For a student of politics, being in Tehran just then was like being a geologist camped on the rim of an active volcano. Iran had gone temporarily insane. Revolution gives ordinary people the false belief that they can remake not just themselves, their country, and the whole wide world but human nature itself. That such grand designs always fail, that human nature is immutable, that everyone’s idea of perfection is different—these truths are all for a time forgotten. Those in the grip of righteousness saw the opportunity—no, the need—to weed the impure from their new and glorious garden. It started as always with the officials of the overthrown regime, authors of the criminal past, who were given show trials and marched out in the streets or to rooftops to be shot or hanged. With the taste of blood, the executioners then turned on those who had merely collaborated with the old order or its foreign sponsors or allies. Next, as former revolutionary brothers vied for permanent power, the killing turned inward.

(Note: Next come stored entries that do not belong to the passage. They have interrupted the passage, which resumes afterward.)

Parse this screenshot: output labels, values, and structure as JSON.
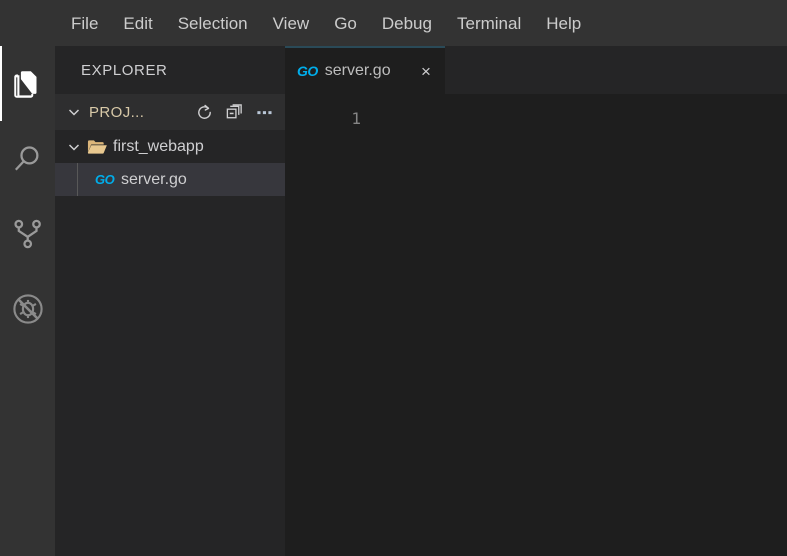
{
  "menubar": {
    "items": [
      {
        "label": "File",
        "name": "menu-file"
      },
      {
        "label": "Edit",
        "name": "menu-edit"
      },
      {
        "label": "Selection",
        "name": "menu-selection"
      },
      {
        "label": "View",
        "name": "menu-view"
      },
      {
        "label": "Go",
        "name": "menu-go"
      },
      {
        "label": "Debug",
        "name": "menu-debug"
      },
      {
        "label": "Terminal",
        "name": "menu-terminal"
      },
      {
        "label": "Help",
        "name": "menu-help"
      }
    ]
  },
  "activitybar": {
    "items": [
      {
        "icon": "files-explorer-icon",
        "active": true
      },
      {
        "icon": "search-icon",
        "active": false
      },
      {
        "icon": "source-control-branch-icon",
        "active": false
      },
      {
        "icon": "run-and-debug-icon",
        "active": false
      }
    ]
  },
  "sidebar": {
    "title": "EXPLORER",
    "section": {
      "label": "PROJ...",
      "actions": [
        {
          "icon": "refresh-icon"
        },
        {
          "icon": "collapse-all-icon"
        },
        {
          "icon": "more-actions-ellipsis-icon"
        }
      ]
    },
    "tree": {
      "folder": {
        "label": "first_webapp",
        "expanded": true
      },
      "files": [
        {
          "label": "server.go",
          "icon": "go-file-icon",
          "selected": true
        }
      ]
    }
  },
  "editor": {
    "tabs": [
      {
        "label": "server.go",
        "icon": "go-file-icon",
        "active": true,
        "close": "×"
      }
    ],
    "line_numbers": [
      "1"
    ],
    "lines": [
      ""
    ]
  },
  "colors": {
    "menubar_bg": "#333333",
    "activitybar_bg": "#333333",
    "sidebar_bg": "#252526",
    "editor_bg": "#1e1e1e",
    "selection_bg": "#37373d",
    "section_header_bg": "#2e2e2f",
    "go_accent": "#00adea",
    "folder_icon": "#dcb67a",
    "tab_top_border": "#2a4a58",
    "text_primary": "#cfcfd1",
    "line_number": "#858585"
  }
}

This was where things had arrived after nine months. Various political and religious streams had joined in the exciting years before, Islamist fanatics, nationalist democrats, European socialists, Soviet-sponsored communists…they had all allied to bring down the shah. Now they were eyeing one another dangerously. The competition was not academic; it was a matter of life and death. The losers were being imprisoned, assassinated, or marched to the rooftop shooting galleries, outmaneuvered and denounced as traitors and spies. Tehran was a cauldron of intrigue, mysterious factions, uprisings, plots, clandestine maneuvers. Clerics considered too liberal were being gunned down in the streets by their more radical brothers, and some considered too conservative were being killed by violent leftists; Khomeini was cracking down on women who ignored the new mandates for hijab, traditional Islamic dress; the Kurds were rebelling in the northwest. This was the big leagues, people playing politics for keeps, reinventing themselves and their country, borrowing from Marx, from Jefferson, from Muhammad. And Metrinko wasn’t on the sidelines, either, he was right in the middle of things. While others studied the dynamics of political upheaval in libraries, he was present for one, and this revolution was particularly intriguing and original. He would describe it to his friends at home as “Delightful chaos with lots of blood!”